A. U2OS cells were transfected with control (CTRL) or SRSF3-specific siRNA. Transfected cells were resuspended into 12-well plates and then transfected with the NF-κB reporter vector. Transactivation of NF-κB was assessed by calculating the luciferase activity. B. To check whether NF-κB regulates the expression of miR-1908, cells were treated with the NF-κB-specific inhibitor BAY11-7082 (10 μM) for 24 h. The level of miR-1908-3p/5p was determined by RT-qPCR analysis using TaqMan primers. C. Cells were transfected with control (CTRL) or SRSF3-specific siRNA for 48 h and then whole cell lysates were prepared. Western blot analyses were performed using adequate specific antibodies. D. Cells were transfected as described above and then cellular fractionation was performed. Western blot analysis was performed to determine the localization of NF-κB (p65) and α-tubulin and lamin B was checked for cytoplasmic and nuclear markers, respectively.

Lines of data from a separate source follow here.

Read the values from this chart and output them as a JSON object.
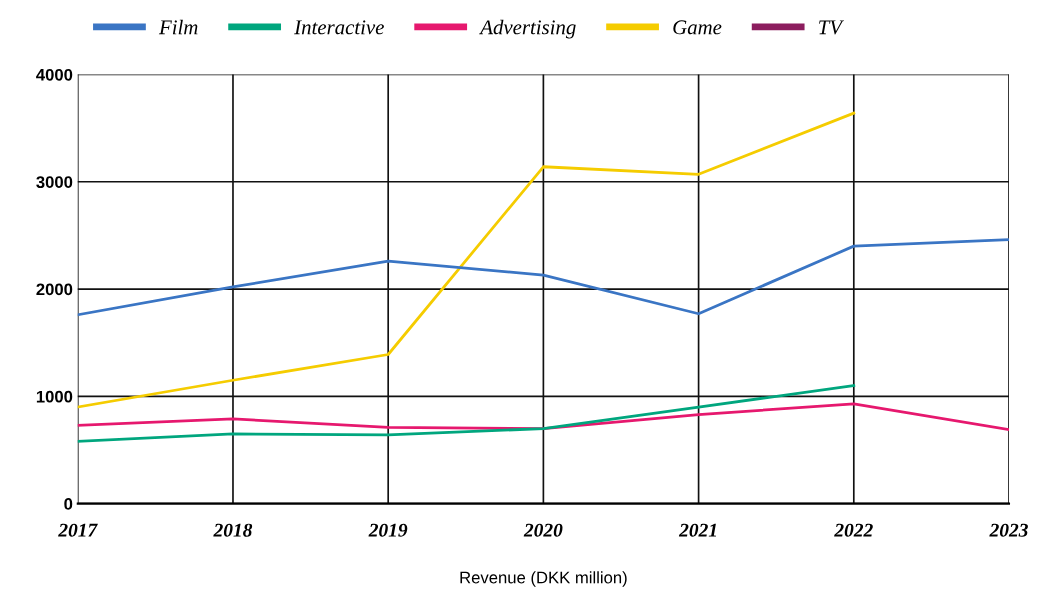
{
  "chart_data": {
    "type": "line",
    "xlabel": "Revenue (DKK million)",
    "categories": [
      "2017",
      "2018",
      "2019",
      "2020",
      "2021",
      "2022",
      "2023"
    ],
    "series": [
      {
        "name": "Film",
        "color": "#3a75c4",
        "values": [
          1760,
          2020,
          2260,
          2130,
          1770,
          2400,
          2460
        ]
      },
      {
        "name": "Interactive",
        "color": "#00a67e",
        "values": [
          580,
          650,
          640,
          700,
          900,
          1100,
          null
        ]
      },
      {
        "name": "Advertising",
        "color": "#e6186e",
        "values": [
          730,
          790,
          710,
          700,
          830,
          930,
          690
        ]
      },
      {
        "name": "Game",
        "color": "#f5cc00",
        "values": [
          900,
          1150,
          1390,
          3140,
          3070,
          3640,
          null
        ]
      },
      {
        "name": "TV",
        "color": "#8c1d5e",
        "values": [
          null,
          null,
          null,
          null,
          null,
          null,
          null
        ]
      }
    ],
    "ylim": [
      0,
      4000
    ],
    "yticks": [
      0,
      1000,
      2000,
      3000,
      4000
    ],
    "grid": true,
    "legend": "top",
    "marker": "none",
    "line_style": "solid"
  }
}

E-F. Cells were transfected with control (CTRL) or TAK1-specific siRNA and then the levels of TAK1 and phosphorylated IKKα/β and NF-κB were assessed by Western blot analysis. The level of miR-1908-5p was determined by RT-qPCR analysis. G-H. The protein and mRNA expression levels of NF-κB target genes including HIF1-α, cyclin D1, and slug, were determined by western blot and RT-qPCR analysis, respectively. All experiments are performed more than three times and data represent the mean ± S.D. Asterisk (*) indicates statistical significance of p<0.05 as determined by Student's t-test.